2018-11-30 Thread Nico Kadel-Garcia
On Thu, Nov 29, 2018 at 10:31 PM 钱海远(Nathan) 
wrote:

> Dear Sir,
>
>
>
> We want to develop a feature like git pull request .
>
>
>
> But it is not easy to develop. Svn has only one server , how to store the
> patches? If build failed , how to revert working copy. How to resolve the
> conflict.
>
>
>
> Git is a better , it can support pre-commit code review, pull request by
> default. Is subversion able to develop these features in the future?.
>
>
>
> We like subversion ,we build a lot tools for subversion, like the
> pre-commit code review、issue plugin、code count、svn multisite (same as
> Wandisco’s svn multisite plus) ,but it’s became hard and hard, is it time
> for us to give up svn?
>
>
>
 This seems infeasible. The working copy in which the merges would occur
does not exist in the Subversion workflow. It's a case where git-svn could
work well, as long as you avoid the boobytraps such as difficulties merging
metadata, such as "svn:keywords" or ".gitattributes" or features like
submodules.


Re: Can SVN pull request same as GIT?

2018-11-30 Thread Julian Foad
钱海远(Nathan) wrote:
> We want to develop a feature like git pull request .
> 
> But it is not easy to develop. Svn has only one server , how to store the 
> patches?
> If build failed , how to revert working copy.

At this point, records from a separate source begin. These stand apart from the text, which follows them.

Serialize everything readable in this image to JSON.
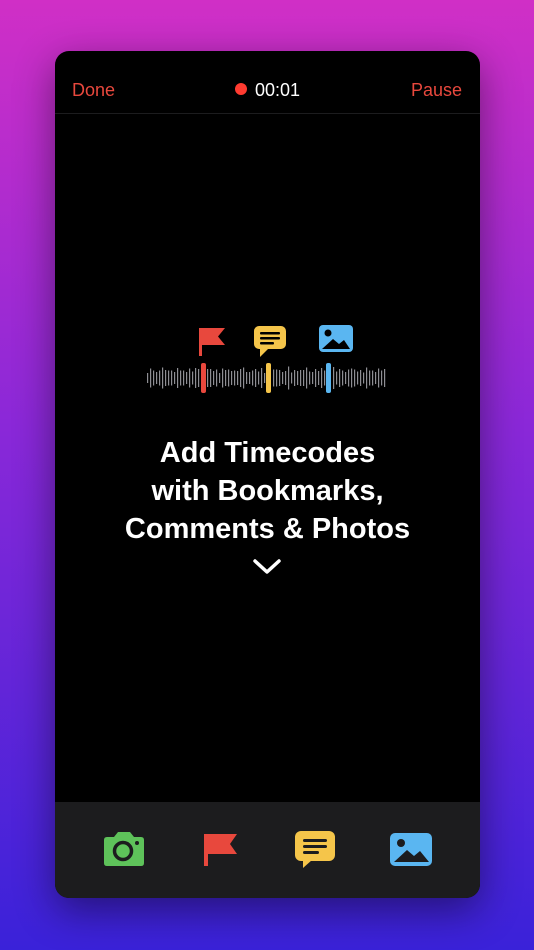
{
  "header": {
    "done_label": "Done",
    "pause_label": "Pause",
    "timer": "00:01"
  },
  "onboarding": {
    "line1": "Add Timecodes",
    "line2": "with Bookmarks,",
    "line3": "Comments & Photos"
  },
  "toolbar": {
    "items": [
      {
        "icon": "camera-icon",
        "color": "#5ec25a"
      },
      {
        "icon": "flag-icon",
        "color": "#e8483d"
      },
      {
        "icon": "comment-icon",
        "color": "#f5c54a"
      },
      {
        "icon": "photo-icon",
        "color": "#5ab6f1"
      }
    ]
  },
  "colors": {
    "accent": "#e8483d",
    "record": "#ff3b30",
    "bookmark": "#e8483d",
    "comment": "#f5c54a",
    "photo": "#5ab6f1"
  }
}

How to resolve the conflict.
> 
> Git is a better , it can support pre-commit code review, pull request by 
> default. Is
> subversion able to develop these features in the future?.

Some other companies are also interested in developing the same.

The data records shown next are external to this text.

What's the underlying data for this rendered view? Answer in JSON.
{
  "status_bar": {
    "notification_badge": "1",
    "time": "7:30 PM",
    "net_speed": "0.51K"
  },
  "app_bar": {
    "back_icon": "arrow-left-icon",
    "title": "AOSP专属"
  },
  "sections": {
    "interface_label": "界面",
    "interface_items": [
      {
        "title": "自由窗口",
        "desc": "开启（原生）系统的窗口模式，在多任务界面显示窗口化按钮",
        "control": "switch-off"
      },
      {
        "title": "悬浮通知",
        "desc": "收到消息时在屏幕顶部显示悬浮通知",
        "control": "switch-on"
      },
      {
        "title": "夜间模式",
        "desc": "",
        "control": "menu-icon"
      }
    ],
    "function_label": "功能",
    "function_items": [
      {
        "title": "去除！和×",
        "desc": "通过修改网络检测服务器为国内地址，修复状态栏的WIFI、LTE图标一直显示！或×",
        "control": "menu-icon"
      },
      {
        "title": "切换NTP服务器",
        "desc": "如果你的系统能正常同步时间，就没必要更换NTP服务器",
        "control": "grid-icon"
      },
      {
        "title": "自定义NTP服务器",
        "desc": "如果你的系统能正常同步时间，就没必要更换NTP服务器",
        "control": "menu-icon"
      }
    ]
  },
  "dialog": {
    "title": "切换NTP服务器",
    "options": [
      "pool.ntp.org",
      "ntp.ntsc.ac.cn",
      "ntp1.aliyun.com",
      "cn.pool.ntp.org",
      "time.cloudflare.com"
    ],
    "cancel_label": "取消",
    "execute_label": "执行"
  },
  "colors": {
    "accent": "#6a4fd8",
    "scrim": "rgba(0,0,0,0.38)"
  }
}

There are a few different possible directions.

You could implement pull requests (PR) using Subversion's branches. The PR 
would be some kind of message that you send to your PR server, saying something 
like, "please merge branch $REPO_URL/branches/pull-requests/pr1234 to 
$REPO_URL/branches/my-branch". The PR server would check out the target branch 
in to a WC local to that server, attempt the merge, commit it, and delete the 
PR. If the merge fails, the PR server can "svn delete" the PR branch; there is 
no way to permanently delete the contents of that branch from history, but in 
many cases that can be OK. If there are conflicts, the PR server can send an 
error report back to the originating user.

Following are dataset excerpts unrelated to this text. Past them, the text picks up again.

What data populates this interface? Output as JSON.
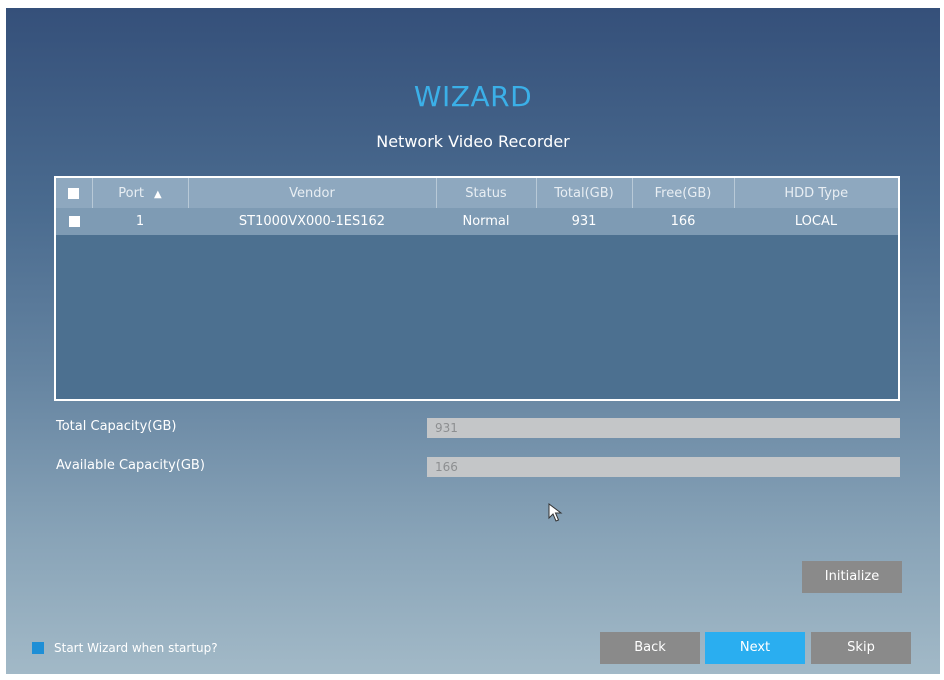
{
  "header": {
    "title": "WIZARD",
    "subtitle": "Network Video Recorder"
  },
  "table": {
    "columns": [
      "Port",
      "Vendor",
      "Status",
      "Total(GB)",
      "Free(GB)",
      "HDD Type"
    ],
    "sort_column": "Port",
    "sort_direction": "ascending",
    "rows": [
      {
        "port": "1",
        "vendor": "ST1000VX000-1ES162",
        "status": "Normal",
        "total": "931",
        "free": "166",
        "hdd_type": "LOCAL"
      }
    ]
  },
  "capacity": {
    "total_label": "Total Capacity(GB)",
    "total_value": "931",
    "available_label": "Available Capacity(GB)",
    "available_value": "166"
  },
  "buttons": {
    "initialize": "Initialize",
    "back": "Back",
    "next": "Next",
    "skip": "Skip"
  },
  "startup": {
    "label": "Start Wizard when startup?",
    "checked": true
  },
  "colors": {
    "accent": "#2aaef0",
    "title": "#3bb0e8",
    "button_grey": "#8a8a8a",
    "checkbox_checked": "#1f8fd6"
  }
}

If you really want the PR not to be committed to a branch, so that you can 
permanently delete it if it fails, then you need to store patches somehow. That 
is an area where Subversion is currently very weak. I am currently working on 
client-side shelving. Shelving provides a way to manage patches on the client 
side (in a working copy), better than standard diff/patch files. This was 
released in a simple form in v1.10, and improved in v1.11. Once this is working 
well on the client side, it should be possible to extend the idea towards the 
server side. Read more about it in the Wiki [1] and come and talk to us on dev@ 
about developing that further.

You said that you build a lot of tools for Subversion. It would be good if you 
can come to the Subversion development mailing list "dev@" [2] -- that is where 
we discuss and design and debug new feature developments. There we can share 
and help and learn from each other, and there is where you are likely to 
connect with other developers who want to do the same thing. When you are 
ready, if you can write a more detailed description of any of your plans, or 
share something that you have already developed, you could send it to dev@ and 
I will be interested to read it and help guide my development of the shelving 
and future directions, and I hope also that you will find someone else likes it 
too and wants to help you make it better.